Structure-directing roles of auxiliary polycarboxylate ligands in the formation of Zn(ii) and Cd(ii) coordination polymers based on a flexible N,N′-di(3-pyridyl)dodecanediamide

Abstract

Reactions of the flexible N,N′-di(3-pyridyl)dodecanediamide (L) with Zn(II) and Cd(II) metal salts in the presence of different polycarboxylic acids under hydrothermal conditions afforded five new coordination polymers, [Zn(2,4-PDC)(L)(H2O)]∞ (2,4-H2PDC = 2,4-pyridinedicarboxylic acid), 1, {[Zn(1,3,5-HBTC)(L)]·2H2O}∞ (1,3,5-H3BTC = 1,3,5-benzenetricarboxylic acid), 2, {[Zn(3,4-PDC)(L)]·0.5L}∞ (3,4-H2PDC = 3,4-pyridinedicarboxylic acid), 3, {[Cd(1,2-BDC)(L)(H2O)]·0.5L}∞ (1,2-H2BDC = 1,2-benzenedicarboxylic acid), 4, and {[Cd(1,3,5-HBTC)(L)1.5]·2H2O}∞, 5, which have been structurally characterized by X-ray crystallography. Complexes 1 and 2 manifest quintuple and double helices formed by zinc ions and L ligands, which are supported by 2,4-PDC2− and 1,3,5-HBTC2− anions, respectively, to construct the rare single-walled metal–organic nanotubes.
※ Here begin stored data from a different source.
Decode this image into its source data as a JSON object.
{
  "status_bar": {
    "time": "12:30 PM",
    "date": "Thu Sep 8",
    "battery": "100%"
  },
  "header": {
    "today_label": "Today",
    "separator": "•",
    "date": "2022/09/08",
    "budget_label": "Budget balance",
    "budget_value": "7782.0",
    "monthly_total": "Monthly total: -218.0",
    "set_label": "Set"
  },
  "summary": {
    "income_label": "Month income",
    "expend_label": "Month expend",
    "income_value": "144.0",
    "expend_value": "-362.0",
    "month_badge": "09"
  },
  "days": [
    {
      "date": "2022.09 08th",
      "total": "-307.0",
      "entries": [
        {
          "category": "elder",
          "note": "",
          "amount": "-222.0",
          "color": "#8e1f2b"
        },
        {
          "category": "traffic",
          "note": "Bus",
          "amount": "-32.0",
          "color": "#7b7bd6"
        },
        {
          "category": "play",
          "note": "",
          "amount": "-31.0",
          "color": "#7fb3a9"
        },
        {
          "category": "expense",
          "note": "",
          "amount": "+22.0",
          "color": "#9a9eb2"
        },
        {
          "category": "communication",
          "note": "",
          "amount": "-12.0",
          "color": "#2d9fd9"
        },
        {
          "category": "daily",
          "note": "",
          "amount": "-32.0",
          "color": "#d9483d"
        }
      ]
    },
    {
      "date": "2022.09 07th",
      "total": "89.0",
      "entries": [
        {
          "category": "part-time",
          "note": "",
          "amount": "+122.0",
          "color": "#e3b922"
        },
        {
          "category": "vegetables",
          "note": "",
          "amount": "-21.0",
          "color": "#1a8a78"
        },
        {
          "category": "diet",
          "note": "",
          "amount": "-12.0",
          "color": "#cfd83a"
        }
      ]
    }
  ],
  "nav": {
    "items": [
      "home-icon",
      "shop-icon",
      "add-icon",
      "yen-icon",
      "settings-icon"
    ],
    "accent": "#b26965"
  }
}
Complex 3 shows 1D fish-bone chains and complexes 4 and 5 display 2D pleated grids with helical and looped carboxylate chains, respectively, supported by the L ligands. Complexes 1–3 represent a unique example of the polycarboxylate ligands showing a significant effect on folding and unfolding of the Zn(II) helical coordination polymers, and they are also important in determining the number of helices. The L ligands in 1, 2 and 4 adopt a bidentate bonding mode, and a unique monodentate bonding mode for the dipyridyl amide ligand is found in 3 and 5, resulting in various types of ligand conformations.